I just bought Christian paraphenilia at Borders for my dad's bday. I had the urge to tell them it wasn't mine, like I was buying laxatives or a dildo
Hahahaha. You probably would have been more comfortable buying either of those than what you just bought
Don't judge me. Haven't eaten all day so I'm in my room sticking my finger in peanut butter, then jam, then my mouth.
There's nothing like sitting directly behind someone you fucked 5 years ago at church on Easter Sunday
Just took my birth control pill next to the cubicle where we had sex last semester.
I realised my life had gone downhill since being unemployed when I was making key lime pie on acid at 3am Tuesday morning.
if I open my eyes, my head will explode. that hungover.
Dude I sat in the corner of the party bobbing my head and singing danger zone
so i ran into nick. i may be more gay than anticipated
I just tried to roll over and fell off the bed. I think that is the beds way of kicking me out
I threw up through my nose tonight. Happy cinco de mayo
These muscle relaxers obviously don't work because I'm harder than a fucking diamond.

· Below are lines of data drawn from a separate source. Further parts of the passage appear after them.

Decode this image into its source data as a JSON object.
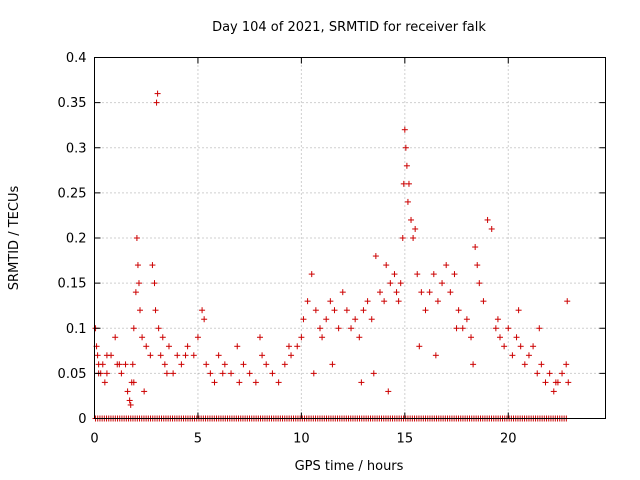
{
  "chart_data": {
    "type": "scatter",
    "title": "Day 104 of 2021, SRMTID for receiver falk",
    "xlabel": "GPS time / hours",
    "ylabel": "SRMTID / TECUs",
    "xlim": [
      0,
      24.7
    ],
    "ylim": [
      0,
      0.4
    ],
    "x_ticks": [
      0,
      5,
      10,
      15,
      20
    ],
    "x_tick_labels": [
      "0",
      "5",
      "10",
      "15",
      "20"
    ],
    "y_ticks": [
      0,
      0.05,
      0.1,
      0.15,
      0.2,
      0.25,
      0.3,
      0.35,
      0.4
    ],
    "y_tick_labels": [
      "0",
      "0.05",
      "0.1",
      "0.15",
      "0.2",
      "0.25",
      "0.3",
      "0.35",
      "0.4"
    ],
    "grid": true,
    "marker": "+",
    "marker_color": "#cc0000",
    "series": [
      {
        "name": "SRMTID",
        "x": [
          0.05,
          0.1,
          0.15,
          0.2,
          0.3,
          0.4,
          0.5,
          0.6,
          0.8,
          1.0,
          1.1,
          1.3,
          1.5,
          1.6,
          1.7,
          1.75,
          1.8,
          1.85,
          1.9,
          2.0,
          2.05,
          2.1,
          2.15,
          2.2,
          2.3,
          2.5,
          2.7,
          2.8,
          2.9,
          2.95,
          3.0,
          3.05,
          3.1,
          3.2,
          3.3,
          3.4,
          3.6,
          3.8,
          4.0,
          4.2,
          4.5,
          4.8,
          5.0,
          5.2,
          5.3,
          5.4,
          5.6,
          5.8,
          6.0,
          6.3,
          6.6,
          6.9,
          7.2,
          7.5,
          7.8,
          8.0,
          8.1,
          8.3,
          8.6,
          8.9,
          9.2,
          9.5,
          9.8,
          10.0,
          10.1,
          10.3,
          10.5,
          10.7,
          10.9,
          11.0,
          11.2,
          11.4,
          11.6,
          11.8,
          12.0,
          12.2,
          12.4,
          12.6,
          12.8,
          13.0,
          13.2,
          13.4,
          13.6,
          13.8,
          14.0,
          14.1,
          14.3,
          14.5,
          14.6,
          14.7,
          14.8,
          14.9,
          14.95,
          15.0,
          15.05,
          15.1,
          15.15,
          15.2,
          15.3,
          15.4,
          15.5,
          15.6,
          15.8,
          16.0,
          16.2,
          16.4,
          16.6,
          16.8,
          17.0,
          17.2,
          17.4,
          17.6,
          17.8,
          18.0,
          18.2,
          18.4,
          18.5,
          18.6,
          18.8,
          19.0,
          19.2,
          19.4,
          19.6,
          19.8,
          20.0,
          20.2,
          20.4,
          20.6,
          20.8,
          21.0,
          21.2,
          21.4,
          21.6,
          21.8,
          22.0,
          22.2,
          22.4,
          22.6,
          22.8,
          22.9,
          0.2,
          0.6,
          1.2,
          1.9,
          2.4,
          3.5,
          4.4,
          6.2,
          7.0,
          9.4,
          10.6,
          11.5,
          12.9,
          13.5,
          14.2,
          15.7,
          16.5,
          17.5,
          18.3,
          19.5,
          20.5,
          21.5,
          22.3,
          22.85
        ],
        "y": [
          0.1,
          0.08,
          0.07,
          0.06,
          0.05,
          0.06,
          0.04,
          0.05,
          0.07,
          0.09,
          0.06,
          0.05,
          0.06,
          0.03,
          0.02,
          0.015,
          0.04,
          0.06,
          0.1,
          0.14,
          0.2,
          0.17,
          0.15,
          0.12,
          0.09,
          0.08,
          0.07,
          0.17,
          0.15,
          0.12,
          0.35,
          0.36,
          0.1,
          0.07,
          0.09,
          0.06,
          0.08,
          0.05,
          0.07,
          0.06,
          0.08,
          0.07,
          0.09,
          0.12,
          0.11,
          0.06,
          0.05,
          0.04,
          0.07,
          0.06,
          0.05,
          0.08,
          0.06,
          0.05,
          0.04,
          0.09,
          0.07,
          0.06,
          0.05,
          0.04,
          0.06,
          0.07,
          0.08,
          0.09,
          0.11,
          0.13,
          0.16,
          0.12,
          0.1,
          0.09,
          0.11,
          0.13,
          0.12,
          0.1,
          0.14,
          0.12,
          0.1,
          0.11,
          0.09,
          0.12,
          0.13,
          0.11,
          0.18,
          0.14,
          0.13,
          0.17,
          0.15,
          0.16,
          0.14,
          0.13,
          0.15,
          0.2,
          0.26,
          0.32,
          0.3,
          0.28,
          0.24,
          0.26,
          0.22,
          0.2,
          0.21,
          0.16,
          0.14,
          0.12,
          0.14,
          0.16,
          0.13,
          0.15,
          0.17,
          0.14,
          0.16,
          0.12,
          0.1,
          0.11,
          0.09,
          0.19,
          0.17,
          0.15,
          0.13,
          0.22,
          0.21,
          0.1,
          0.09,
          0.08,
          0.1,
          0.07,
          0.09,
          0.08,
          0.06,
          0.07,
          0.08,
          0.05,
          0.06,
          0.04,
          0.05,
          0.03,
          0.04,
          0.05,
          0.06,
          0.04,
          0.05,
          0.07,
          0.06,
          0.04,
          0.03,
          0.05,
          0.07,
          0.05,
          0.04,
          0.08,
          0.05,
          0.06,
          0.04,
          0.05,
          0.03,
          0.08,
          0.07,
          0.1,
          0.06,
          0.11,
          0.12,
          0.1,
          0.04,
          0.13
        ],
        "baseline_y": 0
      }
    ]
  }
}
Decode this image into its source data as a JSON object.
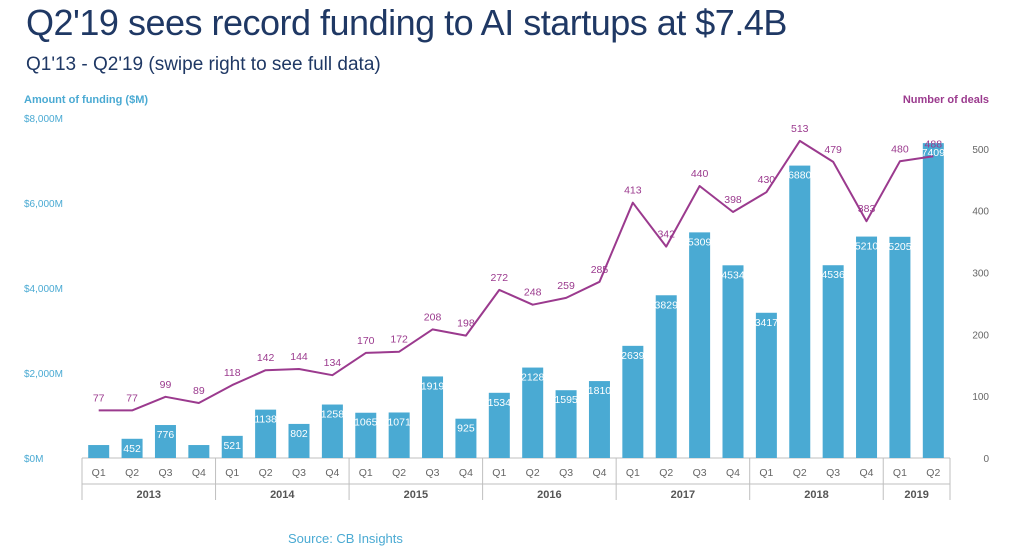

Well I'm sorry I assumed you were a human and that humans have the capability to forget sometimes.
So today the police came to my dorm to look for weed, i didn't have any in the room, so i let them in. they apologized for any inconvenience and then left after finding nothing. then i realized i was wearing gauges with weed leaves on them lol
Can I use your boat
Also, what’s the deal with international water? Do they have signs out there like a city does or do I need a map?
WTH is going on? It’s the middle of the night
So you realized he wasn't actually cheating on you and now you're trying to unfuck things. Or in this case unfuck Tom.